Q: What was Jesus Christ like in real life?
A: He was a good man—so good as to be called the Son of God. He is to be identified in some way with God the Son (q.v.). He was meek and mild and preached a simple religion of love and pacifism. He had no sense of humor. Anything in the Bible that suggests another side to His character must be an interpolation, or a paradox invented by G. K. Chesterton. If we try to live like Him, God the Father will let us off being damned hereafter and only have us tortured in this life instead.
Q: What is meant by the Atonement?
A: God wanted to damn everybody, but His vindictive sadism was sated by the crucifixion of His own Son, who was quite innocent, and therefore a particularly attractive victim. He now only damns people who don’t follow Christ or who never heard of Him.
Q: What does the Church think of sex?
A: God made it necessary to the machinery of the world, and tolerates it, provided the parties (a) are married, and (b) get no pleasure out of it.
Q: What does the Church call Sin?
A: Sex (otherwise than as excepted above); getting drunk; saying “damn”; murder, and cruelty to dumb animals; not going to church; most kinds of amusement. “Original sin” means that anything we enjoy doing is wrong.
Q: What is faith?
A: Resolutely shutting your eyes to scientific fact.
Q: What is the human intellect?
A: A barrier to faith.
Q: What are the seven Christian virtues?
A: Respectability; childishness; mental timidity; dullness; sentimentality; censoriousness; and depression of spirits.

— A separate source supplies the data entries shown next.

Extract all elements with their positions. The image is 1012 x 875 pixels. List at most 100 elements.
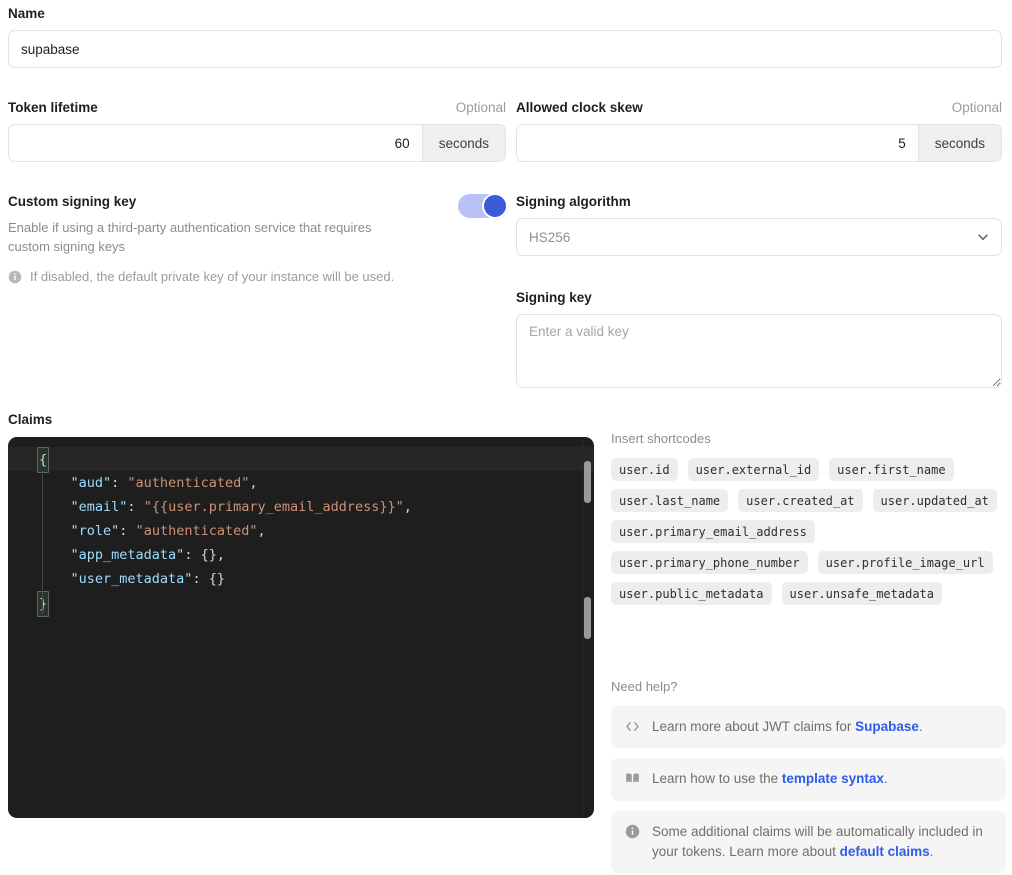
code-line: "email": "{{user.primary_email_address}}…	[8, 495, 594, 519]
code-token-punct: :	[111, 475, 128, 491]
code-token-str: "{{user.primary_email_address}}"	[143, 499, 404, 515]
code-brace-highlight: {	[37, 447, 50, 473]
code-token-punct: : {}	[192, 571, 225, 587]
help-card-list: Learn more about JWT claims for Supabase…	[611, 706, 1006, 873]
shortcode-chip[interactable]: user.primary_phone_number	[611, 551, 808, 574]
shortcode-chip[interactable]: user.unsafe_metadata	[781, 582, 942, 605]
shortcode-chip[interactable]: user.updated_at	[872, 489, 997, 512]
indent-guide	[42, 471, 43, 615]
custom-signing-key-group: Custom signing key Enable if using a thi…	[8, 193, 508, 287]
clock-skew-unit-addon: seconds	[917, 125, 1001, 162]
help-card-suffix: .	[883, 771, 888, 787]
shortcodes-chip-list: user.id user.external_id user.first_nameus…	[611, 458, 1006, 605]
info-icon	[8, 270, 22, 284]
editor-gutter-divider	[582, 437, 583, 818]
shortcode-chip[interactable]: user.first_name	[829, 458, 954, 481]
help-card-link[interactable]: template syntax	[782, 771, 884, 786]
shortcode-chip[interactable]: user.last_name	[611, 489, 729, 512]
code-token-punct: ,	[257, 523, 266, 539]
help-card[interactable]: Some additional claims will be automatic…	[611, 810, 1006, 873]
claims-label: Claims	[8, 412, 53, 427]
custom-signing-key-description: Enable if using a third-party authentica…	[8, 220, 372, 255]
clock-skew-field-group: Allowed clock skew Optional seconds	[516, 100, 1002, 163]
code-icon	[625, 719, 640, 734]
token-lifetime-field-group: Token lifetime Optional seconds	[8, 100, 506, 163]
claims-code-editor[interactable]: { "aud": "authenticated", "email": "{{us…	[8, 437, 594, 818]
code-line: "user_metadata": {}	[8, 567, 594, 591]
help-card[interactable]: Learn more about JWT claims for Supabase…	[611, 706, 1006, 749]
code-token-punct: :	[119, 523, 136, 539]
shortcode-chip[interactable]: user.public_metadata	[611, 582, 772, 605]
shortcodes-heading: Insert shortcodes	[611, 431, 711, 446]
signing-algorithm-select-wrap: HS256	[516, 218, 1002, 257]
shortcode-chip[interactable]: user.created_at	[738, 489, 863, 512]
help-card-link[interactable]: default claims	[840, 844, 930, 859]
token-lifetime-label: Token lifetime	[8, 100, 98, 115]
shortcodes-panel: Insert shortcodes user.id user.external_i…	[611, 431, 1006, 605]
token-lifetime-input-group: seconds	[8, 124, 506, 163]
signing-algorithm-group: Signing algorithm HS256	[516, 194, 1002, 257]
code-token-punct: : {},	[184, 547, 225, 563]
shortcode-chip[interactable]: user.id	[611, 458, 678, 481]
help-card-text: Learn how to use the template syntax.	[652, 769, 888, 789]
code-line: }	[8, 591, 594, 617]
book-icon	[625, 771, 640, 786]
code-token-key: "aud"	[70, 475, 112, 491]
code-line: "aud": "authenticated",	[8, 471, 594, 495]
custom-signing-key-note-text: If disabled, the default private key of …	[30, 268, 395, 284]
code-token-key: "user_metadata"	[70, 571, 193, 587]
signing-key-group: Signing key	[516, 290, 1002, 393]
signing-algorithm-label: Signing algorithm	[516, 194, 631, 209]
code-token-key: "email"	[70, 499, 128, 515]
jwt-template-settings-page: Name Token lifetime Optional seconds All…	[0, 0, 1012, 875]
signing-key-label: Signing key	[516, 290, 592, 305]
name-label: Name	[8, 6, 45, 21]
token-lifetime-optional-tag: Optional	[455, 100, 506, 115]
name-field-group: Name	[8, 6, 1002, 69]
token-lifetime-unit-addon: seconds	[421, 125, 505, 162]
help-card-prefix: Learn how to use the	[652, 771, 782, 787]
editor-scroll-thumb-top[interactable]	[584, 461, 591, 503]
signing-algorithm-selected-value: HS256	[529, 229, 571, 245]
code-token-key: "role"	[70, 523, 120, 539]
help-card-link[interactable]: Supabase	[855, 719, 919, 734]
claims-label-wrap: Claims	[8, 412, 506, 428]
shortcode-chip[interactable]: user.primary_email_address	[611, 520, 815, 543]
code-editor-inner: { "aud": "authenticated", "email": "{{us…	[8, 437, 594, 818]
shortcode-chip[interactable]: user.profile_image_url	[817, 551, 993, 574]
code-token-punct: ,	[403, 499, 412, 515]
help-card-suffix: .	[929, 843, 934, 859]
token-lifetime-input[interactable]	[9, 125, 422, 162]
help-card-text: Learn more about JWT claims for Supabase…	[652, 717, 923, 737]
code-line: "role": "authenticated",	[8, 519, 594, 543]
code-line: "app_metadata": {},	[8, 543, 594, 567]
help-card-suffix: .	[918, 719, 923, 734]
help-panel: Need help? Learn more about JWT claims f…	[611, 679, 1006, 875]
clock-skew-label: Allowed clock skew	[516, 100, 643, 115]
custom-signing-key-note: If disabled, the default private key of …	[8, 268, 506, 287]
token-lifetime-label-row: Token lifetime Optional	[8, 100, 506, 116]
clock-skew-input-group: seconds	[516, 124, 1002, 163]
editor-scroll-thumb-bottom[interactable]	[584, 597, 591, 639]
custom-signing-key-toggle[interactable]	[458, 193, 508, 219]
shortcode-chip[interactable]: user.external_id	[687, 458, 820, 481]
help-card[interactable]: Learn how to use the template syntax.	[611, 758, 1006, 801]
toggle-knob	[482, 193, 508, 219]
help-card-text: Some additional claims will be automatic…	[652, 822, 992, 863]
code-token-punct: ,	[249, 475, 258, 491]
name-input[interactable]	[8, 30, 1002, 69]
clock-skew-label-row: Allowed clock skew Optional	[516, 100, 1002, 116]
code-token-key: "app_metadata"	[70, 547, 185, 563]
code-token-str: "authenticated"	[135, 523, 258, 539]
clock-skew-input[interactable]	[517, 125, 918, 162]
signing-algorithm-select[interactable]: HS256	[516, 218, 1002, 257]
info-icon	[625, 824, 640, 839]
code-token-punct: :	[127, 499, 144, 515]
code-brace-highlight: }	[37, 591, 50, 617]
signing-key-textarea[interactable]	[516, 314, 1002, 389]
code-content[interactable]: { "aud": "authenticated", "email": "{{us…	[8, 447, 594, 617]
clock-skew-optional-tag: Optional	[951, 100, 1002, 115]
custom-signing-key-label: Custom signing key	[8, 194, 137, 209]
help-heading: Need help?	[611, 679, 678, 694]
code-line: {	[8, 447, 594, 473]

Q: Wilt thou be baptized in this faith?
A: No fear!
As I teach and write about Scripture and theology, I have discovered that the above descriptions perfectly represent the theology of many Christians.
When I teach about Genesis 1–2 and science, people get upset that I am seeking to understand these passages in a way other than the one endorsed by the Creation Science Institute (which really isn’t science at all…)

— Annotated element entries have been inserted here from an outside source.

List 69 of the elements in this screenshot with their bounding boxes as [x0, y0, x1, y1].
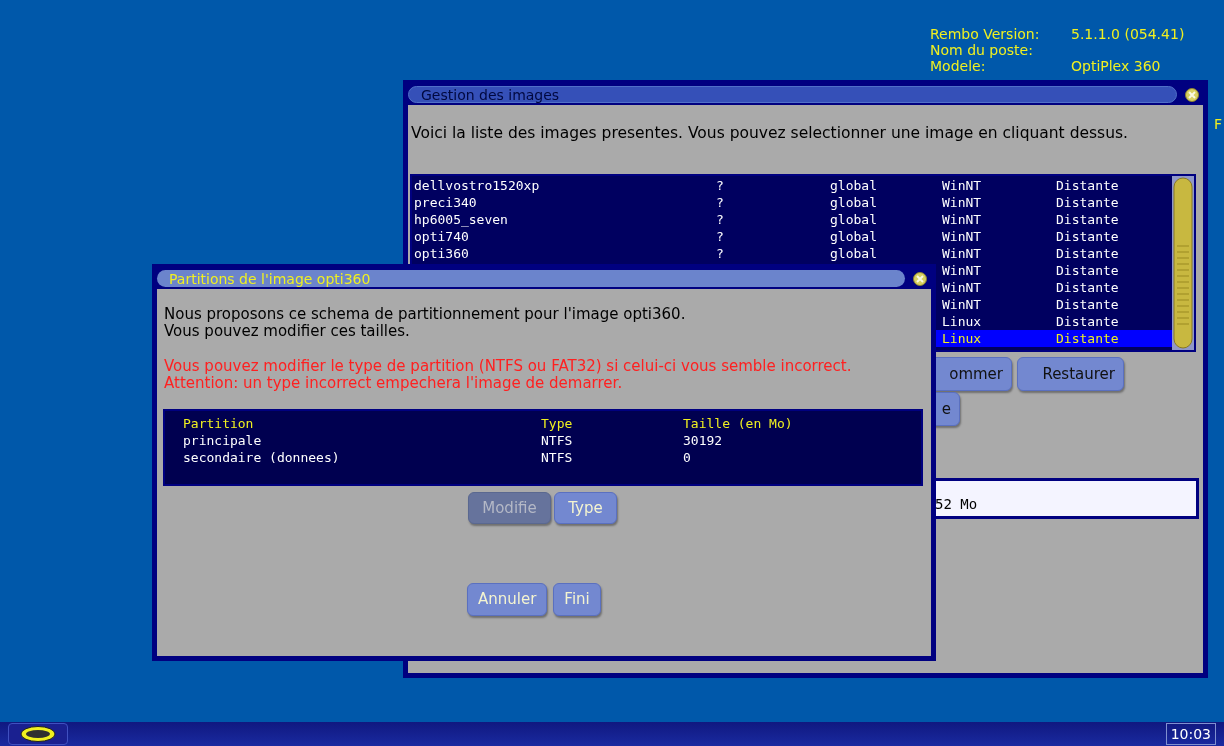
- table-cell-text: global: [830, 211, 878, 229]
- table-cell-text: Linux: [942, 313, 983, 331]
- table-cell-text: Distante: [1056, 313, 1120, 331]
- table-cell-text: 30192: [683, 432, 724, 449]
- table-cell-text: ?: [716, 211, 725, 229]
- logo-icon: [20, 726, 56, 742]
- table-cell-text: WinNT: [942, 194, 983, 212]
- message-text: Vous pouvez modifier ces tailles.: [164, 323, 411, 340]
- table-cell-text: global: [830, 177, 878, 195]
- table-cell-text: Linux: [942, 330, 983, 348]
- close-icon[interactable]: [913, 271, 927, 286]
- table-cell-text: WinNT: [942, 279, 983, 297]
- intro-text: Voici la liste des images presentes. Vous pouvez selectionner une image en cliquant dessus.: [410, 123, 1129, 144]
- table-cell-text: principale: [183, 432, 263, 449]
- table-cell-text: ?: [716, 194, 725, 212]
- table-cell-text: global: [830, 194, 878, 212]
- table-cell-text: WinNT: [942, 177, 983, 195]
- warning-text: Attention: un type incorrect empechera l'image de demarrer.: [164, 375, 624, 392]
- table-cell-text: Distante: [1056, 211, 1120, 229]
- table-cell-text: global: [830, 245, 878, 263]
- table-cell-text: opti740: [414, 228, 470, 246]
- info-value: OptiPlex 360: [1071, 58, 1162, 74]
- table-cell-text: Distante: [1056, 245, 1120, 263]
- close-icon[interactable]: [1185, 87, 1199, 102]
- table-cell-text: Distante: [1056, 262, 1120, 280]
- list-row[interactable]: opti740 ? global WinNT Distante: [412, 228, 1172, 246]
- info-label: Rembo Version:: [930, 26, 1041, 42]
- column-header: Taille (en Mo): [683, 415, 794, 432]
- button[interactable]: Restaurer: [1017, 357, 1124, 392]
- table-cell-text: NTFS: [541, 449, 574, 466]
- table-cell-text: ?: [716, 245, 725, 263]
- table-cell-text: WinNT: [942, 262, 983, 280]
- clock: 10:03: [1165, 723, 1216, 745]
- warning-text: Vous pouvez modifier le type de partition (NTFS ou FAT32) si celui-ci vous semble incorrect.: [164, 358, 853, 375]
- list-row[interactable]: preci340 ? global WinNT Distante: [412, 194, 1172, 212]
- scrollbar[interactable]: [1172, 176, 1194, 351]
- window-title: Gestion des images: [421, 87, 560, 102]
- list-row[interactable]: hp6005_seven ? global WinNT Distante: [412, 211, 1172, 229]
- edge-text: F: [1214, 115, 1223, 134]
- table-cell-text: ?: [716, 177, 725, 195]
- table-cell-text: Distante: [1056, 296, 1120, 314]
- table-cell-text: Distante: [1056, 194, 1120, 212]
- table-cell-text: WinNT: [942, 296, 983, 314]
- table-cell-text: opti360: [414, 245, 470, 263]
- start-button[interactable]: [8, 723, 68, 745]
- table-cell-text: WinNT: [942, 245, 983, 263]
- table-cell-text: WinNT: [942, 228, 983, 246]
- table-cell-text: secondaire (donnees): [183, 449, 341, 466]
- table-cell-text: Distante: [1056, 228, 1120, 246]
- table-cell-text: Distante: [1056, 279, 1120, 297]
- table-cell-text: 0: [683, 449, 692, 466]
- table-cell-text: hp6005_seven: [414, 211, 509, 229]
- table-cell-text: dellvostro1520xp: [414, 177, 541, 195]
- message-text: Nous proposons ce schema de partitionnement pour l'image opti360.: [164, 306, 687, 323]
- list-row[interactable]: dellvostro1520xp ? global WinNT Distante: [412, 177, 1172, 195]
- table-cell-text: NTFS: [541, 432, 574, 449]
- info-value: 5.1.1.0 (054.41): [1071, 26, 1185, 42]
- info-label: Modele:: [930, 58, 987, 74]
- table-cell-text: global: [830, 228, 878, 246]
- dialog-title: Partitions de l'image opti360: [169, 271, 371, 286]
- table-cell-text: Distante: [1056, 330, 1120, 348]
- table-cell-text: preci340: [414, 194, 478, 212]
- table-cell-text: Distante: [1056, 177, 1120, 195]
- list-row[interactable]: opti360 ? global WinNT Distante: [412, 245, 1172, 263]
- info-label: Nom du poste:: [930, 42, 1034, 58]
- column-header: Type: [541, 415, 574, 432]
- table-cell-text: ?: [716, 228, 725, 246]
- column-header: Partition: [183, 415, 255, 432]
- table-cell-text: WinNT: [942, 211, 983, 229]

When I write in my book The Atonement of God that God was not angry about sin, and did not need Jesus to die so that we could be forgiven, people get upset that I am presenting a God who looks and acts just like Jesus Christ instead of like a Hitlerian Zeus.
When I write about sexual innuendos in the Bible, I get nasty emails from people about how I have succumbed to the sexualized culture of modern America. Don’t I know that sex if of the devil except in the case of procreation?
Anyway … one of the early goals of my writing and blogging was to “Bring Scripture and Theology to Life.” This had a double meaning: I not only seek to teach Scripture and Theology in a lively way, but also so that people learned how Scripture and Theology affected their lives today.